Nun taumelte ich in die Seile. Wurde zurückgeschleudert von der Kraft der Einsicht in die mangelnde Fürsorge meiner Gesundheit, der fahrlässigen Unterminierung meiner einst anständigen Fitness, der durch Zigaretten und manch Bierchen völlig aus der Balance geratenen Harmonie von Körper, Geist und Seele. Letztlich durch die Erkenntnis, im Grunde ein Wrack zu sein. Wider meine Natur unhöflich, ließ ich den Nachbarn grußlos zurück und schleppte mich ins Haus wie der Boxer in die Ringecke.

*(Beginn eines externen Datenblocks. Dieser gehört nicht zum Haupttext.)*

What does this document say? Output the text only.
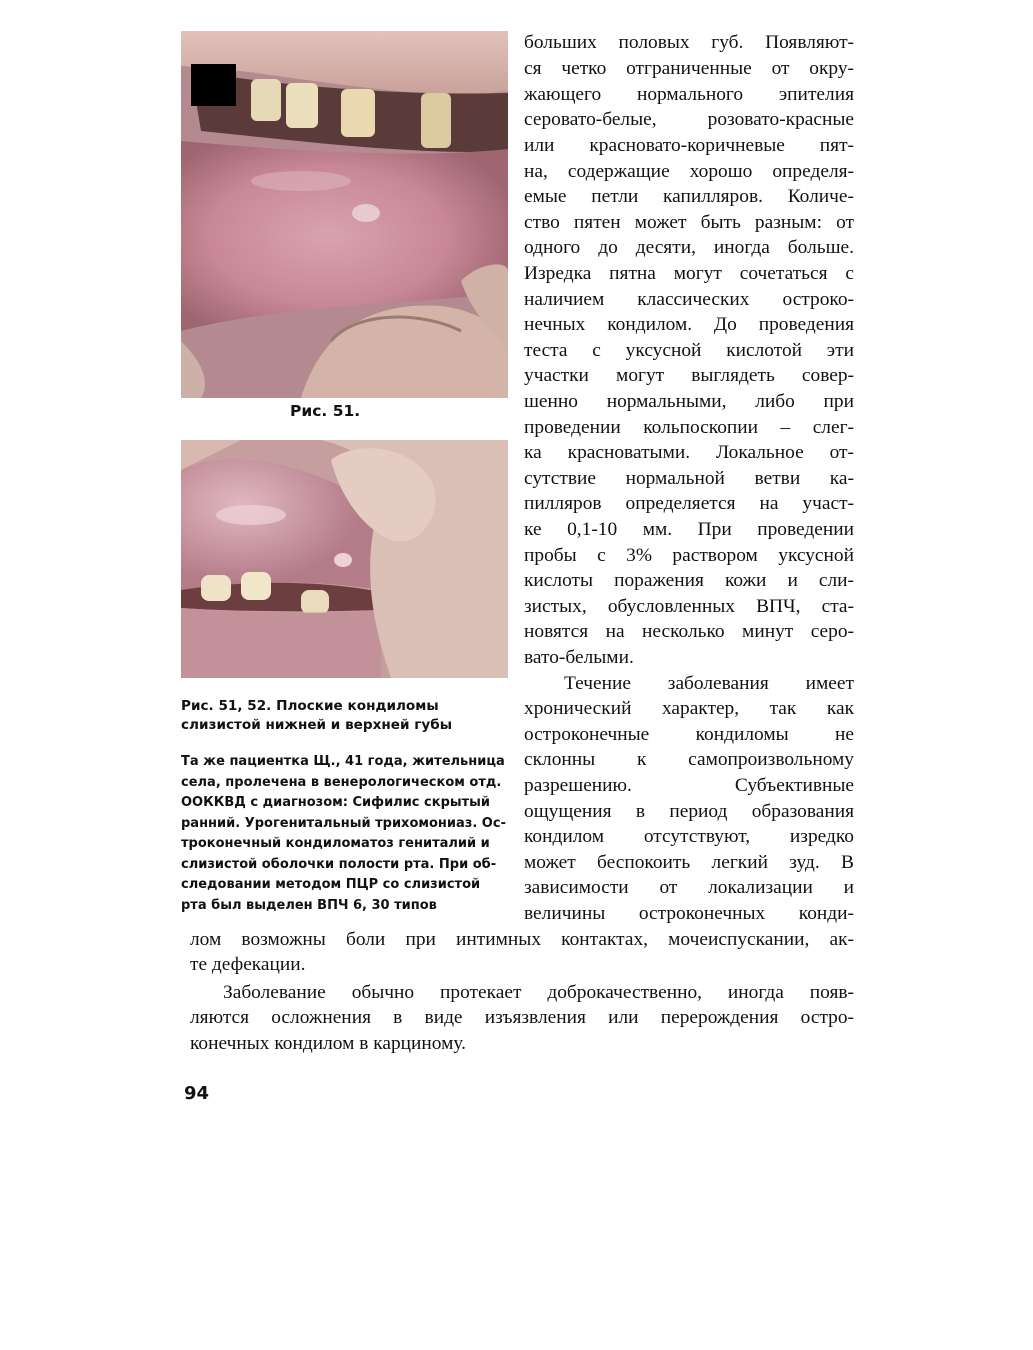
Рис. 51.
Рис. 51, 52. Плоские кондиломы слизистой нижней и верхней губы
Та же пациентка Щ., 41 года, жительница
села, пролечена в венерологическом отд.
ООККВД с диагнозом: Сифилис скрытый
ранний. Урогенитальный трихомониаз. Ос-
троконечный кондиломатоз гениталий и
слизистой оболочки полости рта. При об-
следовании методом ПЦР со слизистой
рта был выделен ВПЧ 6, 30 типов
больших половых губ. Появляют-
ся четко отграниченные от окру-
жающего нормального эпителия
серовато-белые, розовато-красные
или красновато-коричневые пят-
на, содержащие хорошо определя-
емые петли капилляров. Количе-
ство пятен может быть разным: от
одного до десяти, иногда больше.
Изредка пятна могут сочетаться с
наличием классических остроко-
нечных кондилом. До проведения
теста с уксусной кислотой эти
участки могут выглядеть совер-
шенно нормальными, либо при
проведении кольпоскопии – слег-
ка красноватыми. Локальное от-
сутствие нормальной ветви ка-
пилляров определяется на участ-
ке 0,1-10 мм. При проведении
пробы с 3% раствором уксусной
кислоты поражения кожи и сли-
зистых, обусловленных ВПЧ, ста-
новятся на несколько минут серо-
вато-белыми.
Течение заболевания имеет
хронический характер, так как
остроконечные кондиломы не
склонны к самопроизвольному
разрешению. Субъективные
ощущения в период образования
кондилом отсутствуют, изредко
может беспокоить легкий зуд. В
зависимости от локализации и
величины остроконечных конди-
лом возможны боли при интимных контактах, мочеиспускании, ак-
те дефекации.
Заболевание обычно протекает доброкачественно, иногда появ-
ляются осложнения в виде изъязвления или перерождения остро-
конечных кондилом в карциному.
94
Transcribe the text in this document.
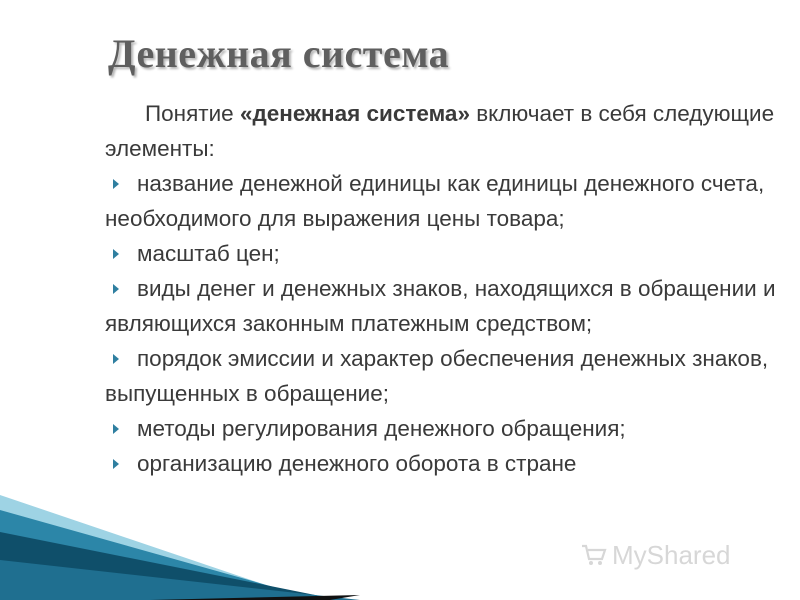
Денежная система

Понятие «денежная система» включает в себя следующие элементы:

название денежной единицы как единицы денежного счета, необходимого для выражения цены товара;

масштаб цен;

виды денег и денежных знаков, находящихся в обращении и являющихся законным платежным средством;

порядок эмиссии и характер обеспечения денежных знаков, выпущенных в обращение;

методы регулирования денежного обращения;

организацию денежного оборота в стране

MyShared
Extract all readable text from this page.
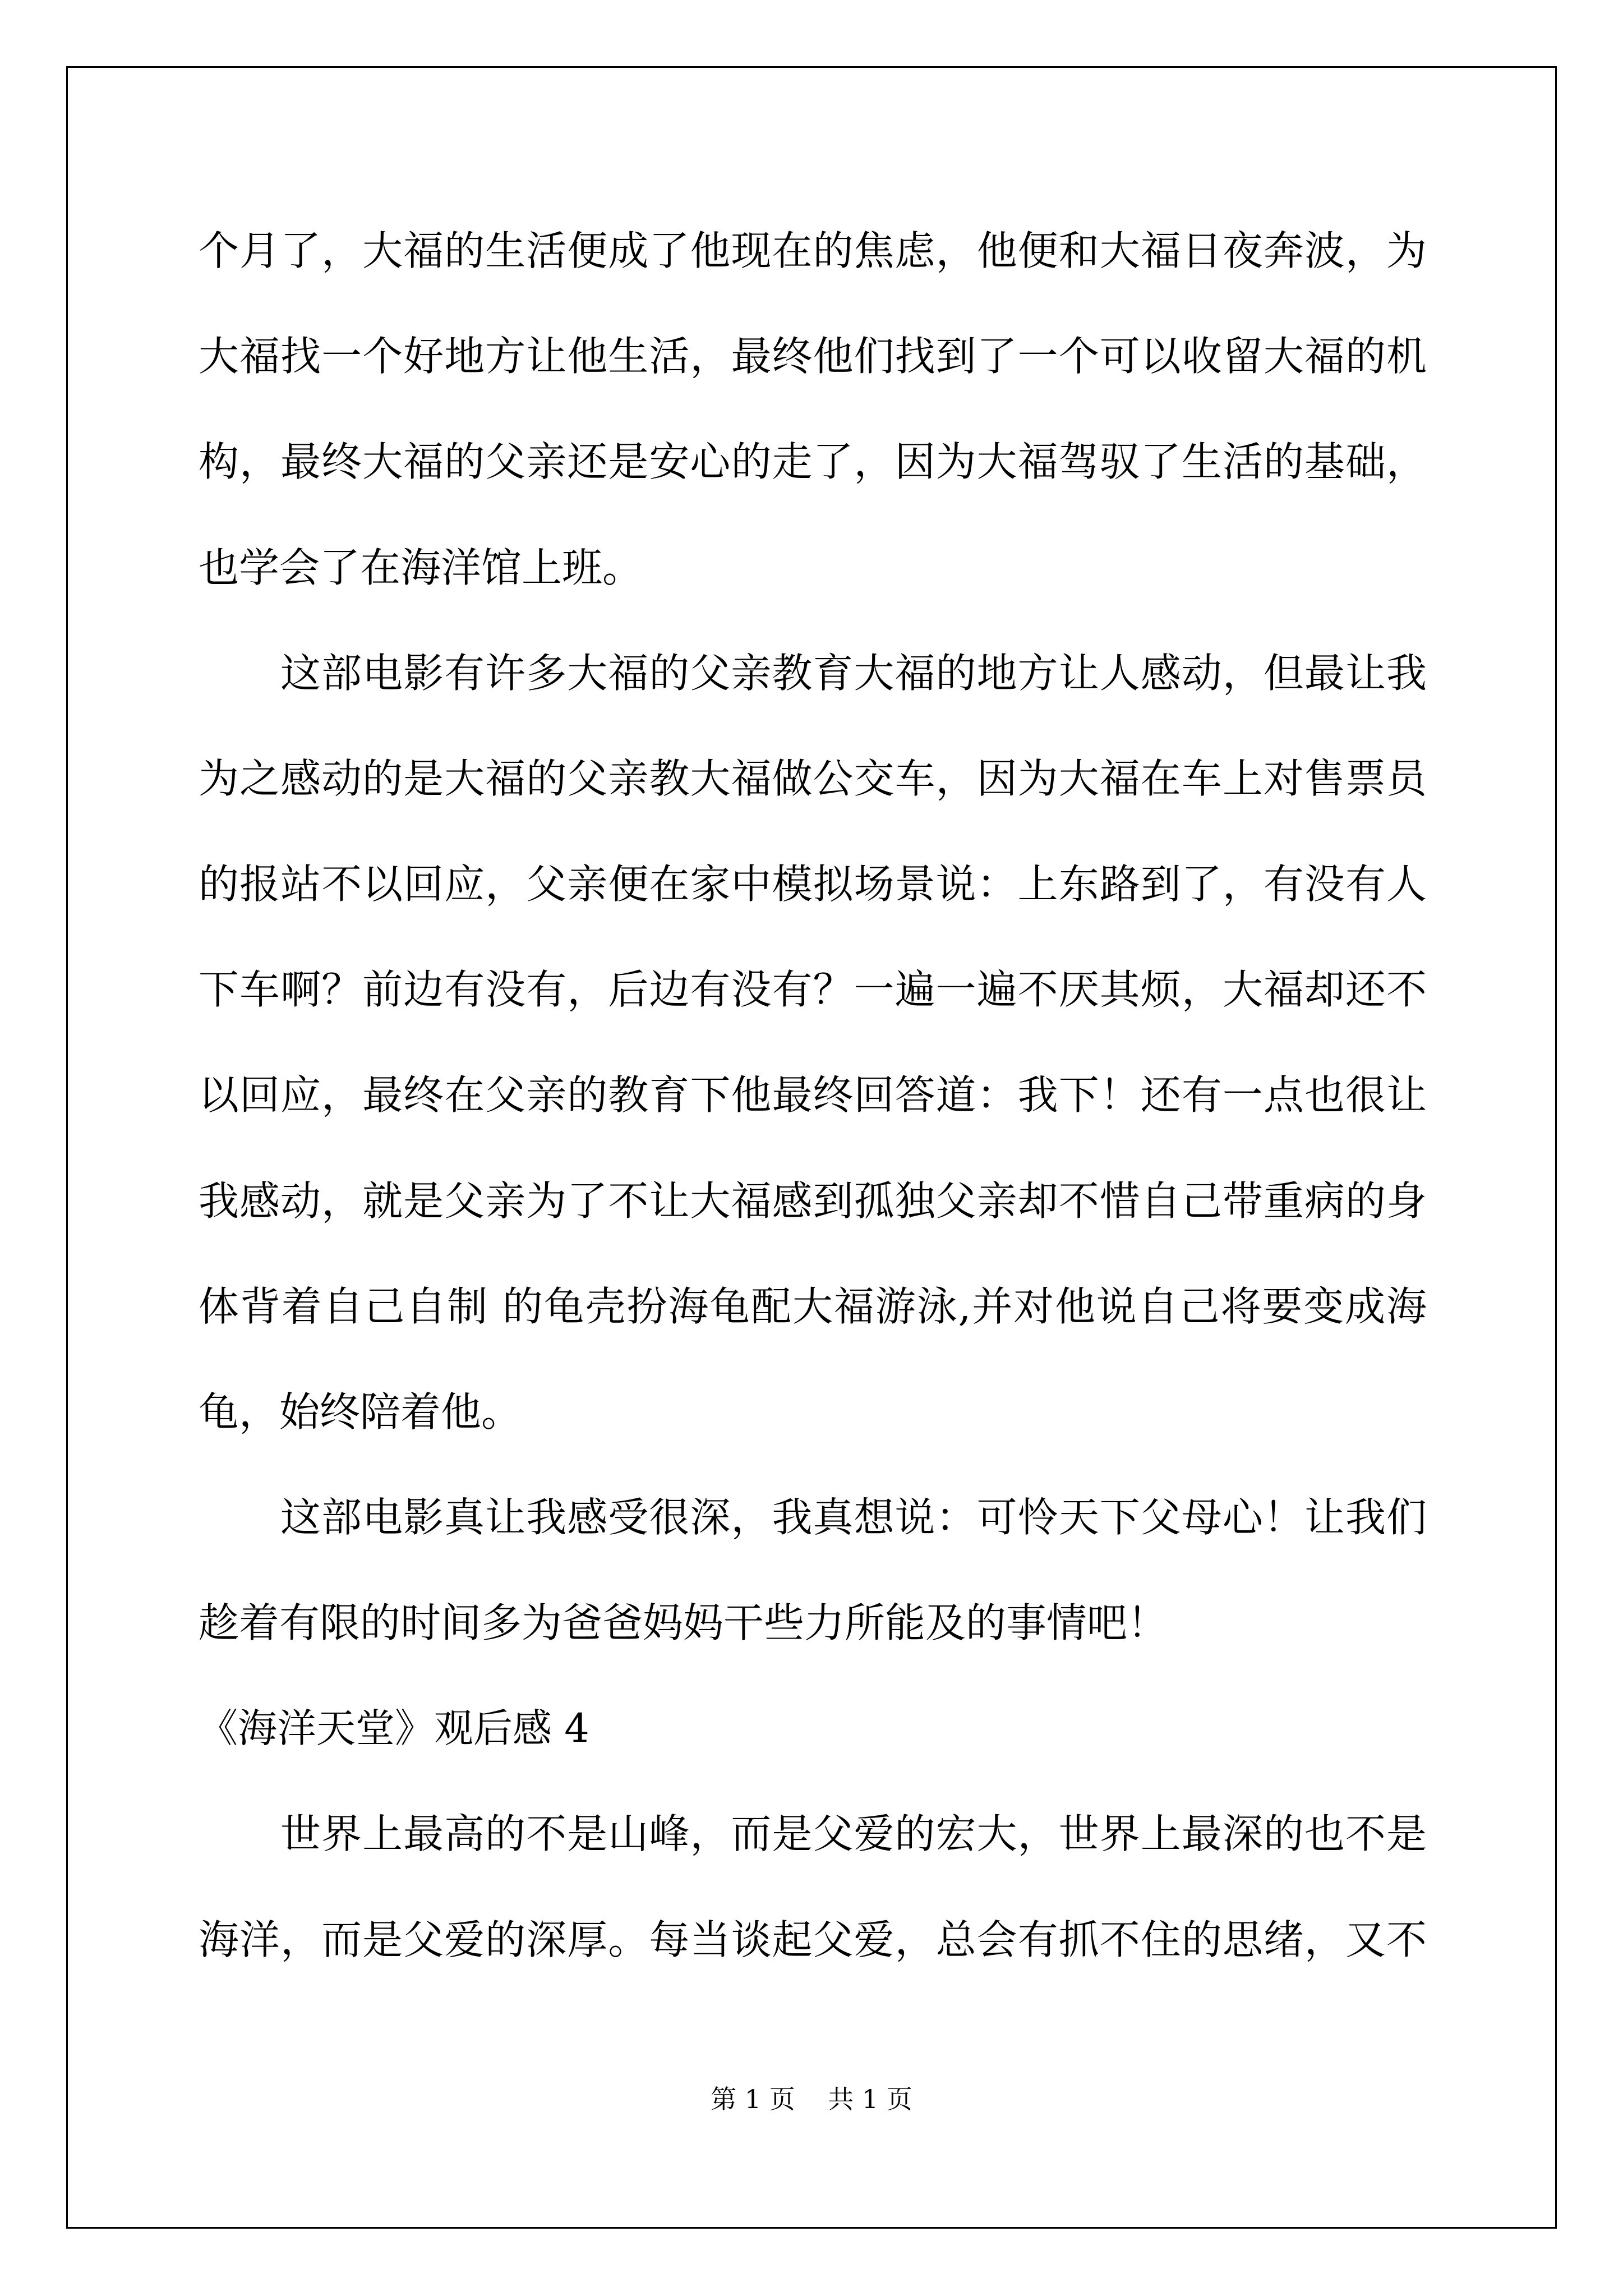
个月了，大福的生活便成了他现在的焦虑，他便和大福日夜奔波，为
大福找一个好地方让他生活，最终他们找到了一个可以收留大福的机
构，最终大福的父亲还是安心的走了，因为大福驾驭了生活的基础，
也学会了在海洋馆上班。
这部电影有许多大福的父亲教育大福的地方让人感动，但最让我
为之感动的是大福的父亲教大福做公交车，因为大福在车上对售票员
的报站不以回应，父亲便在家中模拟场景说：上东路到了，有没有人
下车啊？前边有没有，后边有没有？一遍一遍不厌其烦，大福却还不
以回应，最终在父亲的教育下他最终回答道：我下！还有一点也很让
我感动，就是父亲为了不让大福感到孤独父亲却不惜自己带重病的身
体背着自己自制 的龟壳扮海龟配大福游泳,并对他说自己将要变成海
龟，始终陪着他。
这部电影真让我感受很深，我真想说：可怜天下父母心！让我们
趁着有限的时间多为爸爸妈妈干些力所能及的事情吧！
《海洋天堂》观后感 4
世界上最高的不是山峰，而是父爱的宏大，世界上最深的也不是
海洋，而是父爱的深厚。每当谈起父爱，总会有抓不住的思绪，又不
第 1 页    共 1 页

Der Gong zur nächsten Runde ertönte zwei Tage darauf. Es kam, wie es kommen musste. Der Herr Nachbar – Lehrer für Sport, Religion und Gemeinschaftskunde – tauchte wieder auf, wie seitdem stets im Zweitagesrhythmus. Er winkte schon von Weitem. Der Mann wollte reden, logisch. So kalt aber wollte ich mich nicht wieder erwischen lassen. Also attackieren, selbst in die Offensive gehen. Noch bevor er seinen zügigen Trab auf Schritttempo gedrosselt hatte, fragte ich unaufgefordert und zugegeben etwas aggressiv: „Warum sollte ich mich dieser langweiligen Lauferei hingeben, dieser monotonsten aller sportlichen Betätigungen?“

Wie erwartet, ließ sich der sportlich, religiös und gemeinschaftskundlich geschulte Pädagoge nicht provozieren. Ruhig parierte er mit einer Gegenfrage: „Welche Begründung wäre Ihnen lieber. Die laufhistorisch pointierte oder die, na …“, er machte eine Kunstpause, „die geisteswissenschaftlich unterfütterte?“

„Nennen Sie mir die lustigste, man will schließlich unterhalten werden!“

Keine Schweißperle war auf dem Gesicht des Nachbarn auszumachen. Trotzdem strich er sich über die Stirn, als wolle er auf sein durch das Laufen leistungsfähig gehaltenes, zerebrales Kraftwerk hinweisen. „Verehrter Herr Nachbar“, hob er an, „die laufhistorisch pointierte Begründung lautet so:

‚Fisch schwimmt, Vogel fliegt, Mensch läuft!‘“

„Hübsch“, sagte ich. „Wer beansprucht die Urheberschaft für dies erfrischende Aperçu?“

„Emil Zátopek!“

„Ach, Zátopek“, stellte ich halb fragend fest. „Die alte, tschechische Lokomotive. Der Emil-Dampf in allen Stadien der fünfziger Jahre. Der begnadet radebrechende Dampfplauderer in sämtlichen Sprachen diesseits des Urals.“

„Genau der, mein Herr. Der olympische Meister des Langlaufes. Der sportanthropologisch und soziophilosophisch unbesiegte Titan läuferischer Tiefenerkenntnis – aber dazu mehr demnächst an diesem Jägerzaun …“ Dann trabte der Herr Nachbar von dannen, elastisch wie eine gummitwistende Maid im Mai.